Guerra dell’uva da vino a Candriano, nell’areale al confine fra Castelfranci, Paternopoli e Torella dei Lombardi. I viticoltori buttano a terra il raccolto delle vigne, rinunciando alla metà della produzione vinicola del prossimo ottobre. Così è stato suggerito da quelle che il sindaco di Torella dei Lombardi Amado Delli Gatti definisce le “major” irpine che acquistano uve dall’areale ubicato al confine fra Castelfranci, Paternopoli e Torella. Produrre meno ma alzare la qualità dell’uva è l’obiettivo annunciato dalle grandi cantine, che hanno chiesto ai produttori di rinunciare alla metà del raccolto mantenendo invariato il prezzo delle uve. Così mentre incrementa la qualità del vino e lievita il prezzo dell’etichetta, i produttori vedono dimezzare i loro guadagni. La questione è stata sollevata da tanti piccoli produttori al presidente della commissione regionale all’agricoltura Maurizio Petracca, candidato alla prossima competizione elettorale. “La qualità del vino prodotto è ormai indiscussa, e le major del vino irpino hanno sottratto quote di mercato a compratori che arrivavano dalla Puglia e dal Salernitano, conquistando il monopolio, ma è necessario un tavolo istituzionale di contrattazione che tuteli gli interessi dei produttori” annuncia Delli Gatti.

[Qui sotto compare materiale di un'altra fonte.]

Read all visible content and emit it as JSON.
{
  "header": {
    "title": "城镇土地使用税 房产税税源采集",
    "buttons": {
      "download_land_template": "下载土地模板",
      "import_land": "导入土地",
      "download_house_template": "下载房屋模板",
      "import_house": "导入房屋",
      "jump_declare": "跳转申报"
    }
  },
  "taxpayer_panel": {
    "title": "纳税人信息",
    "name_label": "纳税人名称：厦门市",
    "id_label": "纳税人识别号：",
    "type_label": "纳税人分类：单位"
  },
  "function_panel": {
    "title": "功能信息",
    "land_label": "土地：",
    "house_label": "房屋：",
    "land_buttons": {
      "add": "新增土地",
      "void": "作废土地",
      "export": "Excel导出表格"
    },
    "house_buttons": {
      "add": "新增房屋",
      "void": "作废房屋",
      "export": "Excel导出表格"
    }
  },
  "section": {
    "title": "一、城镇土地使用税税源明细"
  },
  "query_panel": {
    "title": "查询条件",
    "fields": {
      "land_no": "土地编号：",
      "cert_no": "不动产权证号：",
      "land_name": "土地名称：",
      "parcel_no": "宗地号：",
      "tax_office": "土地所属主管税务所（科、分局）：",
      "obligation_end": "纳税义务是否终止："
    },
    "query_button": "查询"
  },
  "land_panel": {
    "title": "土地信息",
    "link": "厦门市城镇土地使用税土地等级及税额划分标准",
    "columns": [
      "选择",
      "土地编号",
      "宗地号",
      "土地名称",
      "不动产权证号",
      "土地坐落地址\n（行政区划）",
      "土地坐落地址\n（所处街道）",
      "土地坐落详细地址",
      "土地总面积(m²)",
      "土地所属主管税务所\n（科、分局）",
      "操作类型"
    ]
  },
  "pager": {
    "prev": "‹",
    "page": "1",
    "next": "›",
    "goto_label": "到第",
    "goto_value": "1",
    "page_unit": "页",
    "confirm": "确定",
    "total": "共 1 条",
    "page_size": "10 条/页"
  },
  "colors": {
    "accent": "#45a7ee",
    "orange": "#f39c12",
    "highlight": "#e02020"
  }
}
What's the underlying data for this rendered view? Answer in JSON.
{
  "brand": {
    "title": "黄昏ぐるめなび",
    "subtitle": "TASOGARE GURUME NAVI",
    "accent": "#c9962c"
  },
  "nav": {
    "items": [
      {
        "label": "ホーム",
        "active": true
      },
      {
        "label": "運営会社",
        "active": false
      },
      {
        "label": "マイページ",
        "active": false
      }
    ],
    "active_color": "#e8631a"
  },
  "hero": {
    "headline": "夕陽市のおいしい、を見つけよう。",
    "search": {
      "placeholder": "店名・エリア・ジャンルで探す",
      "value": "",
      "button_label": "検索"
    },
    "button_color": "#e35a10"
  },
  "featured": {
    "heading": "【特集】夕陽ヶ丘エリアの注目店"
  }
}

Il Sindaco di Torella dei Lombardi, Delli Gatti

GUERRA DELL’UVA DA VINO A CANDRIANO, DOVE L’AREALE CONTINUA A CRESCERE. LE CIFRE. Quest’anno le “grandi cantine hanno consigliato la ‘potatura verde’ per non produrre più di 60 quintali per ettaro: questo significa che oltre la metà della produzione annuale verrà buttata a terra, e che il prezzo dell’uva prodotta resta invariato rispetto all’anno scorso”. Stando al disciplinare del Doc, l’areale di Candriano produce in media fra i 120 e i 130 quintali di uve e la riduzione della produzione obbliga i produttori ad adeguarsi al guadagno imposto. Pur avendo valutato la possibilità di vendere le uve ad altra major, l’ipotesi è naufragata. “I produttori già vivono tante difficoltà e hanno dovuto subire l’imposizione di chi compra. La sola contrada di San Vito a Torella lo scorso anno ha venduto 2mila e 200 quintali di uve alle major e l’areale del Candriano sta crescendo a dismisura di valore, tanto che diverse aziende stanno acquistando terreni per piantare i vigneti con investimenti ingenti. Anche se l’azienda ‘consiglia’ e non impone, non è possibile divincolarsi in quanto il produttore si rapporta con un unico compratore”.

Uve

LA PROPOSTA: UNA BORSA VALORI DELLE UVE. Sebbene la trattativa resti nelle mani di privati, l’amministrazione comunale propone l’allestimento di un borsa pubblica delle uve, per supportare tutti i piccoli produttori e riequilibrare i rapporti fra agricoltura e cantina di trasformazione. “Chiediamo l’attivazione di un tavolo di concertazione, composto da enti locali, Consorzio di Tutela e sigle sindacali in quanto l’agricoltura è uno dei comparti che assorbe più risorse del bilancio regionale e offre tante possibilità in tema di promozione e valorizzazione, da cui però i produttori sono esclusi” denuncia il sindaco. “Non si contesta il rapporto fra produttore e major, ma si chiede la possibilità di creare una borsa permanente che consenta la vendita delle uve anche ad altri compratori. I piccoli produttori in questo momento stanno pagando lo scotto della crisi commerciale innescata dalla pandemia, che ha visto tante cantine accumulare bottiglie di vino, a causa della chiusura dei ristoranti”. Ad oggi infatti, si preannuncia una battaglia sulle Docg, che a causa dell’invenduto, potrebbe abbattere il prezzo di vendita, oppure congelare le vendite fino al prossimo anno. “I piccoli produttori non hanno vie di scampo: per restare sul mercato sono costretti a vendere alle grandi aziende che detengono il monopolio del prodotto, sia sulla trasformazione che sulle vendite, azzerando di fatto le specificità territoriali e la tipicità delle produzioni. Per questo è necessario prevedere una diversificazione dei finanziamenti nella prossima agenda europea e pensare ad altre filiere che possano incrementare l’economia locale” conclude.